Most of the STL implementations are not thread safe as such.
Since STL containers do not provide any explicit Thread safety, So yes you will have to use your own synchronization mechanism. And while you are at it You should use RAII rather than manage the synchronization resource(mutex unlock etc) manually.
You can refer the Documentations here:
MSDN:
If a single object is being written to by one thread, then all reads and writes to that object on the same or other threads must be protected. For example, given an object A, if thread 1 is writing to A, then thread 2 must be prevented from reading from or writing to A.
GCC Documentation says:
We currently use the SGI STL definition of thread safety, which states:
The SGI implementation of STL is thread-safe only in the sense that simultaneous accesses to distinct containers are safe, and simultaneous read accesses to to shared containers are safe. If multiple threads access a single container, and at least one thread may potentially write, then the user is responsible for ensuring mutual exclusion between the threads during the container accesses.
Point to Note: GCC's Standard Library is a derivative of SGI's STL code.
The canonical way to provide concurrency is to hold a lock while accessing the collection.
That works in 90% of the cases where access to the collection isn't performance-critical anyway. If you're accessing a shared collection so much that locking around it harms performance, you should rethink your design. (And odds are, your design is okay and it won't affect performance anywhere near as much as you might suspect.)
You should take a look at intel thread building blocks tbb ( http://threadingbuildingblocks.org/ ). They have a few very optimized data structures that handle concurrency internally using non-blocking strategies.
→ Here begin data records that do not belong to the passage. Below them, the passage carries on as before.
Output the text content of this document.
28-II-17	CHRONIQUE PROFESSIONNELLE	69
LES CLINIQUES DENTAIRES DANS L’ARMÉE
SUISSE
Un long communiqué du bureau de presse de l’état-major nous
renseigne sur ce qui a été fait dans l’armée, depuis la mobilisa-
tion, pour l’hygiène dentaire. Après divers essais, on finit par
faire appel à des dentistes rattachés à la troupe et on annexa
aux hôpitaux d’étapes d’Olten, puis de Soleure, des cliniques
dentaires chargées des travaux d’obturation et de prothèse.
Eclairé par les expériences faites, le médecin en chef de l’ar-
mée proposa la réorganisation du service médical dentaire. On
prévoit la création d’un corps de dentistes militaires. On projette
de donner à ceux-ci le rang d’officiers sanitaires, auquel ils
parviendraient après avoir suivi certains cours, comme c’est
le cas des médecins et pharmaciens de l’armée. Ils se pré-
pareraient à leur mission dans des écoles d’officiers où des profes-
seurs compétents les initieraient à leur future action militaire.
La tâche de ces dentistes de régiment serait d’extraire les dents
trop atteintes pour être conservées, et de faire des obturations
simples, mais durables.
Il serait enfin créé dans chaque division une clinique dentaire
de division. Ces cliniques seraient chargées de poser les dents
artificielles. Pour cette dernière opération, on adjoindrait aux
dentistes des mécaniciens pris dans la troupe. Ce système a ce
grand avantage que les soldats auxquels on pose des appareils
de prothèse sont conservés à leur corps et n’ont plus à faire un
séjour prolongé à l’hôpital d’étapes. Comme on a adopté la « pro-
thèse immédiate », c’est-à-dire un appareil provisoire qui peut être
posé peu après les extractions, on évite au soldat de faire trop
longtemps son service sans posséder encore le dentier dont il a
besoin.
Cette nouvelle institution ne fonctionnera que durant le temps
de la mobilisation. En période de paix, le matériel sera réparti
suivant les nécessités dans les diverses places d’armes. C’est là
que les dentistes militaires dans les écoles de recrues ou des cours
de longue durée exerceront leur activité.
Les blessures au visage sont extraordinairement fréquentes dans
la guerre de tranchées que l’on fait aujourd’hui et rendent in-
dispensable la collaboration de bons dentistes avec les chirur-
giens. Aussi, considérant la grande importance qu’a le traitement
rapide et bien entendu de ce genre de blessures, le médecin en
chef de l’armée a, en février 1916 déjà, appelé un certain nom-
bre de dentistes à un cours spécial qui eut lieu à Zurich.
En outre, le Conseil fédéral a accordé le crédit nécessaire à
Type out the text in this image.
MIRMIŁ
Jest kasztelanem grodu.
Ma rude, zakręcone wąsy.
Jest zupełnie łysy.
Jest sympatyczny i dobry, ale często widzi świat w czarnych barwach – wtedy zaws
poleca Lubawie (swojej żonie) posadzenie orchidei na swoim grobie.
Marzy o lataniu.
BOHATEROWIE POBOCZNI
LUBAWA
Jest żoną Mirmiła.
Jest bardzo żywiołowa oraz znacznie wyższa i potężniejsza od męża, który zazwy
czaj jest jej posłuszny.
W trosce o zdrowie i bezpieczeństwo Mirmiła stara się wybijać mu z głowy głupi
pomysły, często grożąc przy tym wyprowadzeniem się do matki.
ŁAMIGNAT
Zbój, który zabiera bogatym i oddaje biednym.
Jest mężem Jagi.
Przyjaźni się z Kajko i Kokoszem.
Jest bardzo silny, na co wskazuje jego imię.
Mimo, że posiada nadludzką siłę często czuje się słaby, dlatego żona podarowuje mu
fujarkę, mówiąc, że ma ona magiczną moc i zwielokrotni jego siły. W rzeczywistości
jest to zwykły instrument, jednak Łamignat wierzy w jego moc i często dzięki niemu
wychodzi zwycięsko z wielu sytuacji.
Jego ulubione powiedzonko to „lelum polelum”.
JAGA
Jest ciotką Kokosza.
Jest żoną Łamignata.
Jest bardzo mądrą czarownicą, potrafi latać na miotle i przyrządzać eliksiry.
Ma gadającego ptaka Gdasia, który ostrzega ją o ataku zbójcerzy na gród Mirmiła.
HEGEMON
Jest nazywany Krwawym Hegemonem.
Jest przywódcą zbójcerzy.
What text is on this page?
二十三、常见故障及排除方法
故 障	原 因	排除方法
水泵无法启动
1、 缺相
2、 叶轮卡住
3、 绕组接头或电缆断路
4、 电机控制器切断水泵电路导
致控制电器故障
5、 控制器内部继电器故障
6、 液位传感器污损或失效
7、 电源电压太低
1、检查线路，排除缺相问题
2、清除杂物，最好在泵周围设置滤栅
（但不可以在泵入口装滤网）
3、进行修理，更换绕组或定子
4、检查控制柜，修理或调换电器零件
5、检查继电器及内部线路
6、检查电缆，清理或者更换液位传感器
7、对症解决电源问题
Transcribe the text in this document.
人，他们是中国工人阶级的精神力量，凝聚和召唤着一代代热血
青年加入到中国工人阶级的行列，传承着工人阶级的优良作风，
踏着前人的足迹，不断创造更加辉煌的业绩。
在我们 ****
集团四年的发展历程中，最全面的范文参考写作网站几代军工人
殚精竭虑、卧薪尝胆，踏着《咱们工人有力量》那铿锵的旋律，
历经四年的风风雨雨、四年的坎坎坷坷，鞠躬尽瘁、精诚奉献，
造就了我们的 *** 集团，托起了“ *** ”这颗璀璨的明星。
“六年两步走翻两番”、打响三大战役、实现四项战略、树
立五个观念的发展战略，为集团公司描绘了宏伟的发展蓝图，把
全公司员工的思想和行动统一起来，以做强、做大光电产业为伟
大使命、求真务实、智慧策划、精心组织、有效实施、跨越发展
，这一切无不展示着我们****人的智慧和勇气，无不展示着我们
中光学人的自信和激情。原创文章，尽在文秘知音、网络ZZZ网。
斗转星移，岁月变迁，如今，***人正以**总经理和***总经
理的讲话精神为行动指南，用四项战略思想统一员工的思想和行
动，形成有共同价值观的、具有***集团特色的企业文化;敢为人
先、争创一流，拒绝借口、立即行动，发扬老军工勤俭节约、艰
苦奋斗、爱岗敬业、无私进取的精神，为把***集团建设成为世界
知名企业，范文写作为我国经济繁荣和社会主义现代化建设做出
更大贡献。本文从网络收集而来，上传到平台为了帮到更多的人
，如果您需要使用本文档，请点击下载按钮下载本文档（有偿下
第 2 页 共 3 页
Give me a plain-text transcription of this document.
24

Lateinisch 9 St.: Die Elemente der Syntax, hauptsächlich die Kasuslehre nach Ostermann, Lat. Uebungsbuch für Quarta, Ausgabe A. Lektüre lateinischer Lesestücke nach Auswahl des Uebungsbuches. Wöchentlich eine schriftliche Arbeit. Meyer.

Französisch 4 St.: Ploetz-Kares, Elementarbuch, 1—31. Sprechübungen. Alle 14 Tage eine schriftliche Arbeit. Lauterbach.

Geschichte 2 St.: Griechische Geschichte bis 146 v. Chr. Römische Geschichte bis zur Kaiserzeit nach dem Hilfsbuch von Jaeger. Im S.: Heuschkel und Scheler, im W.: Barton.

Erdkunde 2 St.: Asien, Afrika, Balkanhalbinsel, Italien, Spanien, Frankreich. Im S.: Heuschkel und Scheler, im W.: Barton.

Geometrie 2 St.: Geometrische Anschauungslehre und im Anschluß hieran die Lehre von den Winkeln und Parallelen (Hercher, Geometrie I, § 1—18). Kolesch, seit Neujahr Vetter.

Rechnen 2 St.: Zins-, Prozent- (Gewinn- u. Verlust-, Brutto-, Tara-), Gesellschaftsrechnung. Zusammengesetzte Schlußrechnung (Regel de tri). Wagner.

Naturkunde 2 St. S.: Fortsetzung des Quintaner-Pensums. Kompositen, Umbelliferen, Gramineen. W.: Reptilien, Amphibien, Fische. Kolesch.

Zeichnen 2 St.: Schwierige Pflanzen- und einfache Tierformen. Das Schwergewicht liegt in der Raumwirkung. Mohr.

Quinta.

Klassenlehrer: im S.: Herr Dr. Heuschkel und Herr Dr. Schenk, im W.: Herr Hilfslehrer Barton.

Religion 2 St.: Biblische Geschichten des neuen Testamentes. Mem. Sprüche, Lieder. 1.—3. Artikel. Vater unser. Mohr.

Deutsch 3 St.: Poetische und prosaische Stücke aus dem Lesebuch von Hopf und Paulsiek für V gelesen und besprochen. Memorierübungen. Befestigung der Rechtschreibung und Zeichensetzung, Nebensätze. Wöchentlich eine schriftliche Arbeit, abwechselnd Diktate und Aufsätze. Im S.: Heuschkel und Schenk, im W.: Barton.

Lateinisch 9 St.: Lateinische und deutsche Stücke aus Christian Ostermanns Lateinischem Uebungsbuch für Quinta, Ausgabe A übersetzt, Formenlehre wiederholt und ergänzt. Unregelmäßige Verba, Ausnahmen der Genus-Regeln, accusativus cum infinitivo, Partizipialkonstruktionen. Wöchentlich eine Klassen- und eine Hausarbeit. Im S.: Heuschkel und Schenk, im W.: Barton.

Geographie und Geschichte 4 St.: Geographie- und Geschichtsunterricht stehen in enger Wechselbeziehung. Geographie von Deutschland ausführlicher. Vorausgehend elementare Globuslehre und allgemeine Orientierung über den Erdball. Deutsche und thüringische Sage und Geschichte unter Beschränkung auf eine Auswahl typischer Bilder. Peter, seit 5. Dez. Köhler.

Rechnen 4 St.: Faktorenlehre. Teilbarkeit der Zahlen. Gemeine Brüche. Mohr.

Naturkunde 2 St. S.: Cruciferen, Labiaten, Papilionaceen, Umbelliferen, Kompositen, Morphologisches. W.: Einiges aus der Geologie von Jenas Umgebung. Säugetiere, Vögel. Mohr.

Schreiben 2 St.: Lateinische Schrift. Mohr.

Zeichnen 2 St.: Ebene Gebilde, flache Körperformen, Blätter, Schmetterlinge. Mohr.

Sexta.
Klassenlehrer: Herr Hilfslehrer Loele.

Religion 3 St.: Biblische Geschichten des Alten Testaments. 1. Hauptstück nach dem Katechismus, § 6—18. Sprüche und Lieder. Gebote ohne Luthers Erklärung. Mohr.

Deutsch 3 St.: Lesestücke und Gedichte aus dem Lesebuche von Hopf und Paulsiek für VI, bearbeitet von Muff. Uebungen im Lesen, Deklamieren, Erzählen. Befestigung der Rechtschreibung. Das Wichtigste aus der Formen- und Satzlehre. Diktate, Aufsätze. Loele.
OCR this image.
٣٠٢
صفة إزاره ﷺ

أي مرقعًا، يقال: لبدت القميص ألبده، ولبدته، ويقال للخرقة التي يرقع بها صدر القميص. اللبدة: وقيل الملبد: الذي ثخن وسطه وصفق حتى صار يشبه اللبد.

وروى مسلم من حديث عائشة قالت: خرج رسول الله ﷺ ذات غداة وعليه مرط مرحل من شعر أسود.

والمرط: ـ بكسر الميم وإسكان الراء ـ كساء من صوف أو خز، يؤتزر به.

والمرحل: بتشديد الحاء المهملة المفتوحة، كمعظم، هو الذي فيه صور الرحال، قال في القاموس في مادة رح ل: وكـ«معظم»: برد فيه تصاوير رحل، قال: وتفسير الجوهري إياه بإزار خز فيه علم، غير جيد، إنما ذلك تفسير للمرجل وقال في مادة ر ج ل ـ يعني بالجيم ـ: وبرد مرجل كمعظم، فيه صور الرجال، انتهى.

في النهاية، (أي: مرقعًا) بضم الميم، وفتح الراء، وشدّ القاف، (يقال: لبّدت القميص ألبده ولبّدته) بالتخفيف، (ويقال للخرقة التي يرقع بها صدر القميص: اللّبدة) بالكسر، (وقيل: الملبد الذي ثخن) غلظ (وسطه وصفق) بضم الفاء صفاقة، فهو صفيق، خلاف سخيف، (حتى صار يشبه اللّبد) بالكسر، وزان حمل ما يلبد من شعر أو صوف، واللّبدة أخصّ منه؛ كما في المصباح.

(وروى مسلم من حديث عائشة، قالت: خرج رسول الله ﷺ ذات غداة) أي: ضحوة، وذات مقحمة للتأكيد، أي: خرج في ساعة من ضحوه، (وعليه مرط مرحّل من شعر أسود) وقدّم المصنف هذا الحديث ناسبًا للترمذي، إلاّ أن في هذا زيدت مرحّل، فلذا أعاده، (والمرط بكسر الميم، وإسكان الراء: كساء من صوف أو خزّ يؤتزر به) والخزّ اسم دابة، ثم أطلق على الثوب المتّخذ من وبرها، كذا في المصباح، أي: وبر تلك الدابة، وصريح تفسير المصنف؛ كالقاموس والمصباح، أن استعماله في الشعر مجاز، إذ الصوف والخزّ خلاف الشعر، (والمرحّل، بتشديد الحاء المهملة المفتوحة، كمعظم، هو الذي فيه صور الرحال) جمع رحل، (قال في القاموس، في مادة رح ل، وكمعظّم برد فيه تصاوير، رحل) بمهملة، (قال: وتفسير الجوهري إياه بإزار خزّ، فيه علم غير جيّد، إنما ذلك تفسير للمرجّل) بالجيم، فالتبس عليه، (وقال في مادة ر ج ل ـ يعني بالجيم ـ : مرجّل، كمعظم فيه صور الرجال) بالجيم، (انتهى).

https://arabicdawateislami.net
Standard way to make STL objects threadsafe?

I need several STL containers, threadsafe.
Basically I was thinking I just need 2 methods added to each of the STL container objects,
.lock()
.unlock()
I could also break it into
.lockForReading()
.unlockForReading()
.lockForWriting()
.unlockForWriting()
The way that would work is any number of locks for parallel reading are acceptable, but if there's a lock for writing then reading AND writing are blocked.
An attempt to lock for writing waits until the lockForReading semaphore drops to 0.
Is there a standard way to do this?
Is how I'm planning on doing this wrong or shortsighted?
This is really kind of bad. External code will not recognize or understand your threading semantics, and the ease of availability of aliases to objects in the containers makes them poor thread-safe interfaces.
Thread-safety occurs at design time. You can't solve thread safety by throwing locks at the problem. You solve thread safety by not having two threads writing to the same data at the same time- in the general case, of course. However, it is not the responsibility of a specific object to handle thread safety, except direct threading synchronization primitives.
You can have concurrent containers, designed to allow concurrent use. However, their interfaces are vastly different to what's offered by the Standard containers. Less aliases to objects in the container, for example, and each individual operation is encapsulated.
The standard way to do this is acquire the lock in a constructor, and release it in the destructor. This is more commonly know as Resource Acquisition Is Initialization, or RAII. I strongly suggest you use this methodology rather than
.lock()
.unlock()
Which is not exception safe. You can easily forget to unlock the mutex prior to throwing, resulting in a deadlock the next time a lock is attempted.
There are several synchronization types in the Boost.Thread library that will be useful to you, notably boost::mutex::scoped_lock. Rather than add lock() and unlock() methods to whatever container you wish to access from multiple threads, I suggest you use a boost:mutex or equivalent and instantiate a boost::mutex::scoped_lock whenever accessing the container.
Is there a standard way to do this?
No, and there's a reason for that.
Is how I'm planning on doing this
wrong or shortsighted?
It's not necessarily wrong to want to synchronize access to a single container object, but the interface of the container class is very often the wrong place to put the synchronization (like DeadMG says: object aliases, etc.).
Personally I think both TBB and stuff like concurrent_vector may either be overkill or still the wrong tools for a "simple" synchronization problem.
I find that ofttimes just adding a (private) Lock object (to the class holding the container) and wrapping up the 2 or 3 access patterns to the one container object will suffice and will be much easier to grasp and maintain for others down the road.
Sam: You don't want a .lock() method because something could go awry that prevents calling the .unlock() method at the end of the block, but if .unlock() is called as a consequence of object destruction of a stack allocated variable then any kind of early return from the function that calls .lock() will be guaranteed to free the lock.
DeadMG:
Intel's Threading Building Blocks (open source) may be what you're looking for.
There's also Microsoft's concurrent_vector and concurrent_queue, which already comes with Visual Studio 2010.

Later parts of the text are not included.